Implementation of the guidelines and quality assurance, it was further stated, are extremely important. To begin with we must have some baseline data. Then we should undertake education, documentation of knowledge and experience. Education of our peers as well as primary care physicians, both was important. We need to develop a strategy for good governance. We should find out what is doable which is always different from what is desirable and what is ideal. Dr.Rashid Nasim from Darul Sehat Hospital remarked that there is a tendency for high uric acid and it must be taken seriously by the primary care physicians. Prof. Kamran Hameed said that in the practice of rheumatology the most abused investigationsinclude ASOT, Uric Acid and RA factor. Let us review the literature.  For t treating non-gout Hyperuricemia we must have some evidence otherwise people will point fingers at Pharma industry initiated management guidelines. Dr.Rashid Naseem said that Vitamin D deficiency and hypocalcaemia is often treated without any evidence. It is important that clinical evidence should be collaborated with Hyperuricemia.

Mr.Jamshed Ahmad Chief Operating Officer of PharmEvo pointed out that they were already selling their drug very well and they have no interest to promote the drug. This was not a marketing gimmick. We are interested to update the knowledge and build their professional capacity as we feel no one else is doing anything in this field.  However, we in PharmEvo feel that it is our duty to organize such CME meetings and no one should ever doubt our intentions. We need to audit the quality of care being provided to patients.
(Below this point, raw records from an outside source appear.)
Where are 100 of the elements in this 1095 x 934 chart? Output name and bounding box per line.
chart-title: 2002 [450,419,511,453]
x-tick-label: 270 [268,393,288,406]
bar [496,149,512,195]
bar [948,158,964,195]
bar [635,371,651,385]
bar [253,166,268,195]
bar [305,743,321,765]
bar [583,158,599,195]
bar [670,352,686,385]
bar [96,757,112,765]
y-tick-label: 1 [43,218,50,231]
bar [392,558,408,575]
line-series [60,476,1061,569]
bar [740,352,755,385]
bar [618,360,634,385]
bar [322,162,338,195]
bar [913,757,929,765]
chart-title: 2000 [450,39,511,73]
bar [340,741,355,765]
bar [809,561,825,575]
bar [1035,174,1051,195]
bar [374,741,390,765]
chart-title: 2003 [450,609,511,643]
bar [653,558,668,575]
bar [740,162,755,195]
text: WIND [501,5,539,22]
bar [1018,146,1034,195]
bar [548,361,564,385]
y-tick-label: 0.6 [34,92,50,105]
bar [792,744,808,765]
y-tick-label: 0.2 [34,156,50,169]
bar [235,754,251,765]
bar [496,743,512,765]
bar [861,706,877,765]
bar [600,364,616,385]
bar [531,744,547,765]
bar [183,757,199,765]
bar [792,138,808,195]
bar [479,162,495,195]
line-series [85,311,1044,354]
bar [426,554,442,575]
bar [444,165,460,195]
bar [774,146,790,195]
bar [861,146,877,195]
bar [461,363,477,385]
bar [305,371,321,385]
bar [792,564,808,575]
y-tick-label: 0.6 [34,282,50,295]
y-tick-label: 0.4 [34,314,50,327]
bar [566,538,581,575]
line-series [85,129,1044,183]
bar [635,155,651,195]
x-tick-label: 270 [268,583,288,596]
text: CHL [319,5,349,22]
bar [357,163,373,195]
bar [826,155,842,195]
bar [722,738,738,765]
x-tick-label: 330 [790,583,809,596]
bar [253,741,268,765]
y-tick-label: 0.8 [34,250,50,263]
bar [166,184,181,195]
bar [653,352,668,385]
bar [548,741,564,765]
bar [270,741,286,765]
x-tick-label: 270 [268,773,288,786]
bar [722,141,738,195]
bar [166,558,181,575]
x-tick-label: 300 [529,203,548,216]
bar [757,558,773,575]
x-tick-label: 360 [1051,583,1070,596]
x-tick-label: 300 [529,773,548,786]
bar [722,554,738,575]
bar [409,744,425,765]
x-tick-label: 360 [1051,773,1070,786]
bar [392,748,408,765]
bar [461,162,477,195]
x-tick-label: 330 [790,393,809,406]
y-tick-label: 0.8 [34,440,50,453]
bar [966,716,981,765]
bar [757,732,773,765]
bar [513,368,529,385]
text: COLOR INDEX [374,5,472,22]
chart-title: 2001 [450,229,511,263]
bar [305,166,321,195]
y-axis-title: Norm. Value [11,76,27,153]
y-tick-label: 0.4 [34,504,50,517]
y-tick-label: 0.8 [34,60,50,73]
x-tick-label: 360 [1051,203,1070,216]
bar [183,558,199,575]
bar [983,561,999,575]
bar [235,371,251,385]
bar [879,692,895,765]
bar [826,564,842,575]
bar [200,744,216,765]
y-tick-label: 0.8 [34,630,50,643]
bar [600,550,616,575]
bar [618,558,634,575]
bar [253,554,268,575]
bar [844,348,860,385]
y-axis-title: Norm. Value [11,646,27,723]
Mr. Shaukat Ali Jawaid Chief Editor Pulse International remarked that Pakistan Association of Medical Editors (PAME) has been collaborating with PharmEvo for the last many years promoting the art of medical writing, scientific publishing by organizing workshops and symposia in different medical institutions all over the country.  We have always upheld the professional ethics and what to talk of mentioning the name of PharmEvo or any of their products; we even do not allow them to display their logo. They have never interfered in our scientific programme despite the fact that they arrange for all the logistics and sponsor all these programmes including the travel of facilitators. PharmEvo is known as an ethical pharmaceutical company and they have always lived upto this image, he remarked.